You bring up an interesting point. We spend about the same amount on pars as we could get a finished Pedersoli for. The parts we get aren't THAT much better (not counting wood here). Knowing how manufacturing and retail works, Pedersoli probably has 20%-25% (relative to retail MSRP) of the cost basis in parts that we do. The big difference is that we BUY our BP's, TG's, barrels and locks, and Petersoli makes (or outsource contracts in massive quantities) all that stuff.
 
You bring up an interesting point. We spend about the same amount on pars as we could get a finished Pedersoli for. The parts we get aren't THAT much better (not counting wood here). Knowing how manufacturing and retail works, Pedersoli probably has 20%-25% (relative to retail MSRP) of the cost basis in parts that we do. The big difference is that we BUY our BP's, TG's, barrels and locks, and Petersoli makes (or outsource contracts in massive quantities) all that stuff.

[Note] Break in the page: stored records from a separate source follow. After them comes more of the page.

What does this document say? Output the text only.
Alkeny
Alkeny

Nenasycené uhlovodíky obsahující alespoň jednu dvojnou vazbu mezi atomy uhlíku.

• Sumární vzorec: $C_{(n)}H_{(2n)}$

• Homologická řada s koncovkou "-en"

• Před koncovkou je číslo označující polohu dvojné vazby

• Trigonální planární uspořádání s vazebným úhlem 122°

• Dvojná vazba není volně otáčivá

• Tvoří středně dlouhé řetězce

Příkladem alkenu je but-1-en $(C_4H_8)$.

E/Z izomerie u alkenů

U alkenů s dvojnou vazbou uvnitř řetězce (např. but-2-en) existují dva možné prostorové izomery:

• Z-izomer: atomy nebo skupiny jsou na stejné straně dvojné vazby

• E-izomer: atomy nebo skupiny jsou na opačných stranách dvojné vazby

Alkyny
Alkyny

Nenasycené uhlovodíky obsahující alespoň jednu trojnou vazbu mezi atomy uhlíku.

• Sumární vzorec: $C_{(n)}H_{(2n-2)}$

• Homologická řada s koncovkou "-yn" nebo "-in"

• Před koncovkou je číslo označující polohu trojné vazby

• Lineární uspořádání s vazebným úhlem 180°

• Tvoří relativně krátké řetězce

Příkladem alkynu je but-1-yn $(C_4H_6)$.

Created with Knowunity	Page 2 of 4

What we get for the same price is the difference between an accurate custom rifle that could be worth thousands of dollars, verses a shiny Italian clunker that's never going to be worth any more than the money you spent on it. Also, the parts are quite a bit better. A Chambers, or L&R lock will give much better performance, and a Rice, Hoyt, or Getz barrel will out shoot your typical production barrel. Don't get me wrong, I own both types, but only use the import guns for rough work like reenactments and filming. I also do my own labor, so I don't spend money on custom guns, just my time, which I enjoy.